Die USA verhalten sich in der Causa Snowden nicht  besser als die von ihnen oftmals kritisierten Diktaturen in China, Syrien oder Iran..

Es ist  ein Treppenwitz der Geschichte, dass die  von den USA und der  übrigen westlichen Welt behaupteten „westlichen Werte“ im Fall  „Snowden“ jetzt von einem autoritären Herrscher wie Putin gegenüber den - angeblich rechtsstaatlichen - USA und unserer westlichen Welt geschützt werden müssen. Die USA und Europa diskreditieren mit diesem Verhalten den Kernbestand unserer  freiheitlich demokratischen Grundordnung.

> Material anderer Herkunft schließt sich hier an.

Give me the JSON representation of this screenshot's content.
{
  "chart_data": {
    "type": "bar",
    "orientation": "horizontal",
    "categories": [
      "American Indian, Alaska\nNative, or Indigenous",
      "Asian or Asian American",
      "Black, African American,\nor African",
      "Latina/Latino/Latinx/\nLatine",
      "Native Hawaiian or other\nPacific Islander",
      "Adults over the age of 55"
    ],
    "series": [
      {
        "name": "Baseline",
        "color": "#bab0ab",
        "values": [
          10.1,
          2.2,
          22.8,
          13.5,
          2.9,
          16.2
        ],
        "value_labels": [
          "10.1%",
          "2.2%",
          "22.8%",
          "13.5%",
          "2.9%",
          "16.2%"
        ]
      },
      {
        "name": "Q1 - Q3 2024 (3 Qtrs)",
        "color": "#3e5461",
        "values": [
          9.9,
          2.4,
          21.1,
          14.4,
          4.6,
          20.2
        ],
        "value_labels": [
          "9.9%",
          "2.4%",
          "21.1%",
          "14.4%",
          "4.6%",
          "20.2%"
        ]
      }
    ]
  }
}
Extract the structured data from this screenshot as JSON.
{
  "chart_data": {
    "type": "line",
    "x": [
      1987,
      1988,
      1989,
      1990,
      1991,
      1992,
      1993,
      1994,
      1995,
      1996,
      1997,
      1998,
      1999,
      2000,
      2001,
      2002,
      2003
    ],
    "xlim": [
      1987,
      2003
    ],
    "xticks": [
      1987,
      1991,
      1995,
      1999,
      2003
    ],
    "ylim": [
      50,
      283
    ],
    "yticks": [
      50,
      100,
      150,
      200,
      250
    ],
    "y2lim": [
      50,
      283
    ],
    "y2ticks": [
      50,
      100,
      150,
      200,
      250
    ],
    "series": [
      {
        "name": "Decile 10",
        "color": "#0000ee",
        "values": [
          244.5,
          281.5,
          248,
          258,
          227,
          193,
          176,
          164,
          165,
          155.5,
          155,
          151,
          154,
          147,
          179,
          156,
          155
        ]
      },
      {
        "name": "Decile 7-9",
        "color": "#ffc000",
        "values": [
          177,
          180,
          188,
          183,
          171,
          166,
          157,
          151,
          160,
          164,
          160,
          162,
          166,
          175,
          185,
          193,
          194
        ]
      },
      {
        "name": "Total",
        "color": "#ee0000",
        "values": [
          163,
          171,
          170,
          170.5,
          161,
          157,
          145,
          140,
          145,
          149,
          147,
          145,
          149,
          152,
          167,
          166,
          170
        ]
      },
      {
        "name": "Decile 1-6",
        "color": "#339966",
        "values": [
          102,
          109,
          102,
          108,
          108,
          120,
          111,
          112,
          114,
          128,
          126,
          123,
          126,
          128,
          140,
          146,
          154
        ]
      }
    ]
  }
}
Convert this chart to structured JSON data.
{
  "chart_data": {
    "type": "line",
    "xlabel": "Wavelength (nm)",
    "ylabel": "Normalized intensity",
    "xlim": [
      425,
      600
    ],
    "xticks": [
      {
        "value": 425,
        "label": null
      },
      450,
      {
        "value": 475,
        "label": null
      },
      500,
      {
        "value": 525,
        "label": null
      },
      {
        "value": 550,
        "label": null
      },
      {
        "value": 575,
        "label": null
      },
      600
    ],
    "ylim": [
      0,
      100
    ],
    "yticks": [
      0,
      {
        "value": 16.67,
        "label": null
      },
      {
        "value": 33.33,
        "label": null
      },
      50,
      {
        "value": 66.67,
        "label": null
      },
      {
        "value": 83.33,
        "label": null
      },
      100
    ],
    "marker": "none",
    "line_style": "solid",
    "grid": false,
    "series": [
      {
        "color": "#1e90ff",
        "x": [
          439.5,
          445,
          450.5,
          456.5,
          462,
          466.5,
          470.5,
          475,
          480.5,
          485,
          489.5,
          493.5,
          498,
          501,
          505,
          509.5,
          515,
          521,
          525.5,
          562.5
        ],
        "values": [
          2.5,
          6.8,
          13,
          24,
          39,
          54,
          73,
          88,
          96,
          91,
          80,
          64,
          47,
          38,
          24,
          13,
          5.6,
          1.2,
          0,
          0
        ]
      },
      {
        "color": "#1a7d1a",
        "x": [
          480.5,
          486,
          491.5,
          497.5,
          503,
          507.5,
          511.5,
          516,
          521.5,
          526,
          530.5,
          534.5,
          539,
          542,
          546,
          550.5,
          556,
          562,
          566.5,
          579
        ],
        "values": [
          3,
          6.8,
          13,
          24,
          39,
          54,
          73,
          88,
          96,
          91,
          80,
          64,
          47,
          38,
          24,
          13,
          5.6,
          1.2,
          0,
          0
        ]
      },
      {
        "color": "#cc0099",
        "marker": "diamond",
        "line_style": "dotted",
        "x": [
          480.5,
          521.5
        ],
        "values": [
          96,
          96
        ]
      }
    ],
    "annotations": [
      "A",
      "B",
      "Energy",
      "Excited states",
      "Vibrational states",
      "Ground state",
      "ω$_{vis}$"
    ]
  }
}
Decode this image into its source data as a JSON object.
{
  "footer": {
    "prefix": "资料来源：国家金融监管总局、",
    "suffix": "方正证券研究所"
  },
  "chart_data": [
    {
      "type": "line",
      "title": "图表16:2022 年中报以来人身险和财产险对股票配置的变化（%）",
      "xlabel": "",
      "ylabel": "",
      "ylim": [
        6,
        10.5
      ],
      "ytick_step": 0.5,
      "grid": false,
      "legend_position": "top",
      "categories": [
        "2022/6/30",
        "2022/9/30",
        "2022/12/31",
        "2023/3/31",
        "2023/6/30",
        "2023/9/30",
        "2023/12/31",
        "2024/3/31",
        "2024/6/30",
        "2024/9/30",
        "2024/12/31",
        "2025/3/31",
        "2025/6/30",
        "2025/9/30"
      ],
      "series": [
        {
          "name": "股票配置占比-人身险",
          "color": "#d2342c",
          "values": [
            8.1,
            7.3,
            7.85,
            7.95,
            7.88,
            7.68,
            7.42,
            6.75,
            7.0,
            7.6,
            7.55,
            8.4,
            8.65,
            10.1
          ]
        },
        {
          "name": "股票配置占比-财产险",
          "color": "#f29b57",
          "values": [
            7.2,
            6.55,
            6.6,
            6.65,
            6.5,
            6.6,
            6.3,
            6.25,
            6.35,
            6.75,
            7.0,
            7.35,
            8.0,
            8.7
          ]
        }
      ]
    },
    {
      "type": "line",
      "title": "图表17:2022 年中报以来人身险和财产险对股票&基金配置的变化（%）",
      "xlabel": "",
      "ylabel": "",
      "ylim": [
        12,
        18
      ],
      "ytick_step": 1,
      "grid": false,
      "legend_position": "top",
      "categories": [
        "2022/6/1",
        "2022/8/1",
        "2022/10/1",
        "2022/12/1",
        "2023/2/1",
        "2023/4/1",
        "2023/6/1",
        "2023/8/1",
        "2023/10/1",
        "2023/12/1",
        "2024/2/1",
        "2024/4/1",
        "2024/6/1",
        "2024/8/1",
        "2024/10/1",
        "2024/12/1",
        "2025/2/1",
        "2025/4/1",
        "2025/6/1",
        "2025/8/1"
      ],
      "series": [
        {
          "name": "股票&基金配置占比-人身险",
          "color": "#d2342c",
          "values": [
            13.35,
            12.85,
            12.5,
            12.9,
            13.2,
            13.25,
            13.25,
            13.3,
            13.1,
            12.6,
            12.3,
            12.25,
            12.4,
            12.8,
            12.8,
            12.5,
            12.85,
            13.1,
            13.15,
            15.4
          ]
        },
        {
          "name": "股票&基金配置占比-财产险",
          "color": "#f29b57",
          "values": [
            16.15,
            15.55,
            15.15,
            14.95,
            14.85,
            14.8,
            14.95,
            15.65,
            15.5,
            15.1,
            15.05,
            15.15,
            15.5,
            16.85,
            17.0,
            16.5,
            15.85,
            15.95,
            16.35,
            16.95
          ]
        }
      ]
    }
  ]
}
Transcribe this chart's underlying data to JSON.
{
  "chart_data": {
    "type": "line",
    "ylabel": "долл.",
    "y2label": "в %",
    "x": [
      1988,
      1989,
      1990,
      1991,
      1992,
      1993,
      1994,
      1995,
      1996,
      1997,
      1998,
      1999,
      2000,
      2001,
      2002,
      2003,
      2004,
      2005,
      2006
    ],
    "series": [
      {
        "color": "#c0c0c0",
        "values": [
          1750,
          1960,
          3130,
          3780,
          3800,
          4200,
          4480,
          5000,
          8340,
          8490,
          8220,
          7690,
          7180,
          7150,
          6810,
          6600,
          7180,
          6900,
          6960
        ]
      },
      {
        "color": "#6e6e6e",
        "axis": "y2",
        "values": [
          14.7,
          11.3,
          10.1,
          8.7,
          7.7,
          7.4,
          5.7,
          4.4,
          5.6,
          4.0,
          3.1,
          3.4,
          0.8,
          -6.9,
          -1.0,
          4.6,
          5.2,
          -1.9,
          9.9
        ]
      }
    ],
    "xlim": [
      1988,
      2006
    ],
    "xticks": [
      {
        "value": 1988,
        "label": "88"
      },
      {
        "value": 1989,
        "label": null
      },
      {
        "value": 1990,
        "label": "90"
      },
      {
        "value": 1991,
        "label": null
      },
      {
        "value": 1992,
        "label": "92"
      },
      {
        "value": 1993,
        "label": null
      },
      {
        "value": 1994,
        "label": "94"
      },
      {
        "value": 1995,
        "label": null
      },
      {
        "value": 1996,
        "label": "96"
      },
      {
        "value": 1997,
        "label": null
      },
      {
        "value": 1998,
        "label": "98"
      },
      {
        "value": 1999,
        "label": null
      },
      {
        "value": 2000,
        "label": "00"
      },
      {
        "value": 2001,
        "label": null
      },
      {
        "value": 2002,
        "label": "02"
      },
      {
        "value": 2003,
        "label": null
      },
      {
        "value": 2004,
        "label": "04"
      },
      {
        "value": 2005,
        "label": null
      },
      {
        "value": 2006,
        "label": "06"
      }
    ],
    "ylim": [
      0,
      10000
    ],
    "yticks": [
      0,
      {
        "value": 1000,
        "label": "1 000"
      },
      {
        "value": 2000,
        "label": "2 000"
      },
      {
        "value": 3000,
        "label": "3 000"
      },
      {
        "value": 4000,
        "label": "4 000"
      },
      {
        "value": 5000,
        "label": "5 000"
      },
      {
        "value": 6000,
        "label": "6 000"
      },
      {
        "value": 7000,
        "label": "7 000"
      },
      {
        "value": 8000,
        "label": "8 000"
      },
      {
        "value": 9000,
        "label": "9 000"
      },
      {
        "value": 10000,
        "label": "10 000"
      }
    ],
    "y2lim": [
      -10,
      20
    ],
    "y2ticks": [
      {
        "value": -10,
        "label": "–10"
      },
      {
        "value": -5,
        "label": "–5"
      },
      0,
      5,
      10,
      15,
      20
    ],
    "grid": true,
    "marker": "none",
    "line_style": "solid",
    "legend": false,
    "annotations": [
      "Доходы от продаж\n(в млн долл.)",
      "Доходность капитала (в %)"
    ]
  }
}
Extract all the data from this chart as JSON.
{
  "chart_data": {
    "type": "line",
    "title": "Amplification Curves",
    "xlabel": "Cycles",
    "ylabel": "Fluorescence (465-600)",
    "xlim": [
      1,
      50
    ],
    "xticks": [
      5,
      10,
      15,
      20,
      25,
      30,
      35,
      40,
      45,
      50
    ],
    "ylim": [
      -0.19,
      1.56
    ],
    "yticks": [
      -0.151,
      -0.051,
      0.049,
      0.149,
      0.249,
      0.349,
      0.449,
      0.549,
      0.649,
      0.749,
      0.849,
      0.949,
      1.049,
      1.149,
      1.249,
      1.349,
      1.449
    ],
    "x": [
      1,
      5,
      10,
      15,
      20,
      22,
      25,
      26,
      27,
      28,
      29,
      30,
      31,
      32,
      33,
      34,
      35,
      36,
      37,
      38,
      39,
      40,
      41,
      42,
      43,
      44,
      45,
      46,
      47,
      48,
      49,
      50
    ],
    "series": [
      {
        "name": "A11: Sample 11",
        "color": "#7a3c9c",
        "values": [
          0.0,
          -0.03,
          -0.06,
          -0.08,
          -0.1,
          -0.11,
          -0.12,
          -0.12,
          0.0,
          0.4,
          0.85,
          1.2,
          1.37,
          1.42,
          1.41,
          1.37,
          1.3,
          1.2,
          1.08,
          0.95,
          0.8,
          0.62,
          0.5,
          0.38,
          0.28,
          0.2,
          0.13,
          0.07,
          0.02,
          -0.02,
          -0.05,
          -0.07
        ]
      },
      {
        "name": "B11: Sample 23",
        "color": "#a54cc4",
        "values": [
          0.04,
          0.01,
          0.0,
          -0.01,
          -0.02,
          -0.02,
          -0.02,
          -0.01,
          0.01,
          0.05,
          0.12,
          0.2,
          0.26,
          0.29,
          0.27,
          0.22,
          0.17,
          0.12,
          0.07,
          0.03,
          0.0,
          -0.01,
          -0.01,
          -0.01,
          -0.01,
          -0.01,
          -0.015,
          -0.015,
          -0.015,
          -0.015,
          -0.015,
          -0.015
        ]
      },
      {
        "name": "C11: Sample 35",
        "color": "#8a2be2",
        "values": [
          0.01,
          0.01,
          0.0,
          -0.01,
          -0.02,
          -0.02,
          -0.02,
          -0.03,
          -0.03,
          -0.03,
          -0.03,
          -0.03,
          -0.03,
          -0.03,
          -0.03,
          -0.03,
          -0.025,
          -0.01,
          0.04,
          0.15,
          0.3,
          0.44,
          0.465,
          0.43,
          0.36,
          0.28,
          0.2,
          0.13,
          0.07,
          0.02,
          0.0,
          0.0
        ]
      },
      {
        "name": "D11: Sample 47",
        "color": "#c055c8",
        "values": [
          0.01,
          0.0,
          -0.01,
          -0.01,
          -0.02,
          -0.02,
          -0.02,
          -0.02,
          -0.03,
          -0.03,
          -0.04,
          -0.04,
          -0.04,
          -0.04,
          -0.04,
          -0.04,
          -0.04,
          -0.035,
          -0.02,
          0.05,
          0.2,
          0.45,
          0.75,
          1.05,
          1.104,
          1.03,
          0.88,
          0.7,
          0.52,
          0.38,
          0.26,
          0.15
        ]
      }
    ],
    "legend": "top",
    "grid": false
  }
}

Die Verfassungsfeinde sitzen in den USA und auch in Deutschland  im eigenen Haus in Gestalt der außer Kontrolle  geratenen Geheimdienste. Hier gilt es anzusetzen.

Ein entscheidender Punkt ist dabei, was überhaupt als (Staats)Geheimnis bezeichnet werden darf. Die staatliche Lesart in dieser Frage ist zu einfach. Sie lautet schlicht: Alles, was mit dem Stempel „geheim“ versehen ist. So einfach kann man es sich in einer freiheitlich-demokratischen Grundordnung, in der die Macht vom Volk ausgeht, natürlich nicht machen.

Es gibt tatsächlich Geheimnisse, die auch geheim bleiben sollten, weil sonst der Bundesrepublik oder einzelnen Repräsentanten tatsächlich ein Schaden und/oder Gefahr drohen. Leider sind gerade auch die Begriffe Schaden und Gefahr sehr schwammig, sodass sie leicht zu missbrauchen sind.

Leitlinie kann daher nur sein, dass jeder Einzelfall sehr sorgfältig und kritisch abzuwägen ist und im Zweifel der Grundsatz „in dubio pro Veröffentlichung“ lauten muss.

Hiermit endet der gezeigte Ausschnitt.